There is no end to learning tango, says Fabio Bonini, dance teacher at the Alliance Dance Institute in the Landmark Mall in Alexandria and owner of Forever Dancing in Alexandria.

“In six months, you can have a person dancing beautifully,” Mr. Bonini says. “For some people, that’s enough, but some people keep learning for a lifetime. Some people don’t want to get enough of tango.”

Mr. Bonini will take a group of students to Argentina from Sept. 22 to 29 to experience tango in its original culture. He offers an array of tango classes from $15 to $20 per class, with varying rates for group classes and packages.

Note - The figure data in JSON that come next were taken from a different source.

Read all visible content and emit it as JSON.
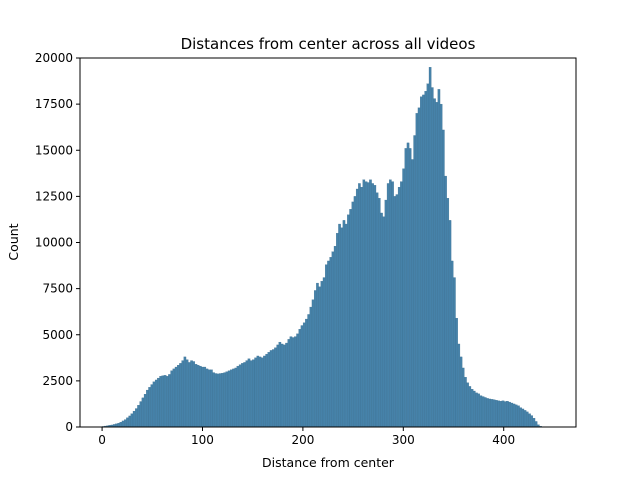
{
  "colors": {
    "bar_fill": "#4682a9",
    "bar_edge": "#3b6f91",
    "axis": "#000000",
    "background": "#ffffff"
  },
  "chart_data": {
    "type": "bar",
    "title": "Distances from center across all videos",
    "xlabel": "Distance from center",
    "ylabel": "Count",
    "xlim": [
      -22,
      472
    ],
    "ylim": [
      0,
      20000
    ],
    "grid": false,
    "legend": "none",
    "xticks": [
      0,
      100,
      200,
      300,
      400
    ],
    "yticks": [
      0,
      2500,
      5000,
      7500,
      10000,
      12500,
      15000,
      17500,
      20000
    ],
    "xtick_labels": [
      "0",
      "100",
      "200",
      "300",
      "400"
    ],
    "ytick_labels": [
      "0",
      "2500",
      "5000",
      "7500",
      "10000",
      "12500",
      "15000",
      "17500",
      "20000"
    ],
    "bin_start": 0,
    "bin_width": 2.2,
    "values": [
      30,
      50,
      70,
      90,
      110,
      140,
      170,
      210,
      260,
      330,
      400,
      500,
      600,
      720,
      860,
      1000,
      1180,
      1380,
      1580,
      1780,
      2000,
      2150,
      2300,
      2450,
      2550,
      2650,
      2750,
      2780,
      2800,
      2750,
      2850,
      3050,
      3150,
      3250,
      3350,
      3450,
      3600,
      3800,
      3650,
      3500,
      3600,
      3550,
      3400,
      3350,
      3300,
      3250,
      3250,
      3150,
      3100,
      3100,
      2950,
      2900,
      2880,
      2900,
      2920,
      2950,
      3000,
      3050,
      3100,
      3150,
      3200,
      3300,
      3380,
      3450,
      3500,
      3600,
      3700,
      3600,
      3650,
      3750,
      3850,
      3800,
      3750,
      3850,
      3950,
      4050,
      4150,
      4200,
      4300,
      4450,
      4600,
      4500,
      4450,
      4550,
      4750,
      4900,
      4850,
      4900,
      5050,
      5300,
      5500,
      5650,
      5850,
      6100,
      6500,
      6900,
      7400,
      7800,
      7600,
      7900,
      8100,
      8800,
      9000,
      9200,
      9500,
      9800,
      10500,
      11000,
      10800,
      11200,
      11000,
      11500,
      11800,
      12200,
      12500,
      12900,
      13200,
      13000,
      13400,
      13300,
      13250,
      13400,
      13200,
      13100,
      12700,
      12400,
      11600,
      11400,
      12300,
      13200,
      13400,
      13300,
      12500,
      12600,
      13000,
      13300,
      14000,
      15100,
      15400,
      15100,
      14500,
      15800,
      17000,
      17300,
      17900,
      18000,
      18200,
      18600,
      19500,
      18400,
      17800,
      17600,
      18300,
      17500,
      16100,
      13600,
      12400,
      11200,
      9000,
      8100,
      5900,
      4500,
      3800,
      3200,
      2700,
      2400,
      2200,
      2050,
      1950,
      1850,
      1800,
      1700,
      1650,
      1600,
      1550,
      1520,
      1500,
      1480,
      1450,
      1420,
      1400,
      1420,
      1380,
      1400,
      1350,
      1300,
      1250,
      1200,
      1150,
      1050,
      980,
      900,
      820,
      720,
      620,
      480,
      300,
      120,
      40,
      10
    ]
  }
}
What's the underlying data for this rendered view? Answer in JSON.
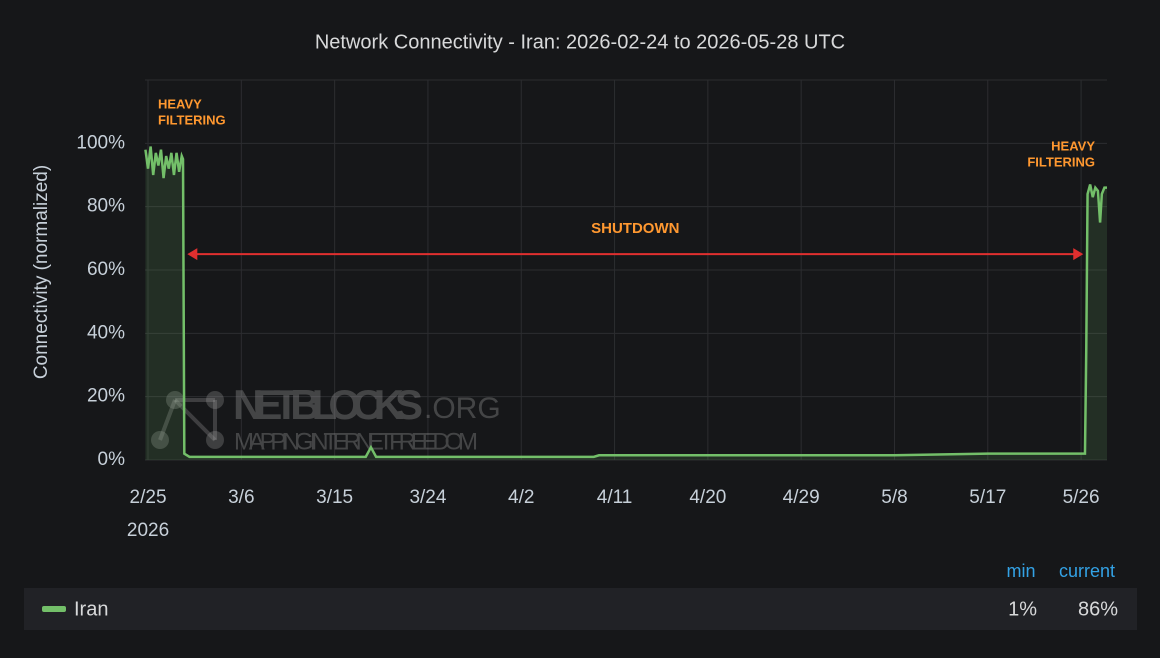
{
  "chart_data": {
    "type": "line",
    "title": "Network Connectivity - Iran: 2026-02-24 to 2026-05-28 UTC",
    "y_label": "Connectivity (normalized)",
    "xlim": [
      "2026-02-24T17:00",
      "2026-05-28T12:00"
    ],
    "xticks": [
      {
        "value": "2026-02-25",
        "label": "2/25"
      },
      {
        "value": "2026-03-06",
        "label": "3/6"
      },
      {
        "value": "2026-03-15",
        "label": "3/15"
      },
      {
        "value": "2026-03-24",
        "label": "3/24"
      },
      {
        "value": "2026-04-02",
        "label": "4/2"
      },
      {
        "value": "2026-04-11",
        "label": "4/11"
      },
      {
        "value": "2026-04-20",
        "label": "4/20"
      },
      {
        "value": "2026-04-29",
        "label": "4/29"
      },
      {
        "value": "2026-05-08",
        "label": "5/8"
      },
      {
        "value": "2026-05-17",
        "label": "5/17"
      },
      {
        "value": "2026-05-26",
        "label": "5/26"
      }
    ],
    "x_year_label": "2026",
    "ylim": [
      0,
      120
    ],
    "yticks": [
      {
        "value": 0,
        "label": "0%"
      },
      {
        "value": 20,
        "label": "20%"
      },
      {
        "value": 40,
        "label": "40%"
      },
      {
        "value": 60,
        "label": "60%"
      },
      {
        "value": 80,
        "label": "80%"
      },
      {
        "value": 100,
        "label": "100%"
      }
    ],
    "grid": true,
    "x": [
      "2026-02-24T18:00",
      "2026-02-25T00:00",
      "2026-02-25T06:00",
      "2026-02-25T12:00",
      "2026-02-25T18:00",
      "2026-02-26T00:00",
      "2026-02-26T06:00",
      "2026-02-26T12:00",
      "2026-02-26T18:00",
      "2026-02-27T00:00",
      "2026-02-27T06:00",
      "2026-02-27T12:00",
      "2026-02-27T18:00",
      "2026-02-28T00:00",
      "2026-02-28T06:00",
      "2026-02-28T09:00",
      "2026-02-28T12:00",
      "2026-03-01T00:00",
      "2026-03-05T00:00",
      "2026-03-18T00:00",
      "2026-03-18T12:00",
      "2026-03-19T00:00",
      "2026-04-02T00:00",
      "2026-04-09T00:00",
      "2026-04-09T12:00",
      "2026-04-20T00:00",
      "2026-05-08T00:00",
      "2026-05-17T00:00",
      "2026-05-26T00:00",
      "2026-05-26T09:00",
      "2026-05-26T12:00",
      "2026-05-26T15:00",
      "2026-05-26T21:00",
      "2026-05-27T03:00",
      "2026-05-27T09:00",
      "2026-05-27T15:00",
      "2026-05-27T20:00",
      "2026-05-28T00:00",
      "2026-05-28T06:00",
      "2026-05-28T12:00"
    ],
    "series": [
      {
        "name": "Iran",
        "color": "#73bf69",
        "values": [
          98,
          92,
          99,
          90,
          97,
          93,
          98,
          89,
          96,
          92,
          97,
          90,
          97,
          91,
          96,
          95,
          2,
          1,
          1,
          1,
          4,
          1,
          1,
          1,
          1.5,
          1.5,
          1.5,
          2,
          2,
          2,
          35,
          84,
          87,
          83,
          86,
          85,
          75,
          84,
          86,
          86
        ]
      }
    ],
    "annotations": {
      "left_filtering": [
        "HEAVY",
        "FILTERING"
      ],
      "right_filtering": [
        "HEAVY",
        "FILTERING"
      ],
      "shutdown": {
        "label": "SHUTDOWN",
        "x": [
          "2026-02-28T12:00",
          "2026-05-26T12:00"
        ],
        "y": 65
      }
    },
    "watermark": {
      "name": "NETBLOCKS",
      "suffix": ".ORG",
      "tagline": "MAPPING INTERNET FREEDOM"
    },
    "legend": {
      "columns": [
        "min",
        "current"
      ],
      "values": [
        1,
        86
      ],
      "value_labels": [
        "1%",
        "86%"
      ]
    }
  }
}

“In Buenos Aires, people dance very close,” Mr. Bonini says. “Today, there are some movements where you dance open. You should find the most comfortable position for you. It could change in time. It varies depending on how people lead and follow.”

Although there is an American way of dancing tango, most people who dance Argentine tango think it’s a more generic ballroom dance, he says.

Tango milonga tango to faster-paced music and tango waltz, which is a combination of Viennese waltz and tango, are two popular variations.

“The American style is not authentic,” Mr. Bonini says. “To tell you the truth, the Argentine community hates it, but it’s nice if people know how to blend both because then you are a more complete dancer.”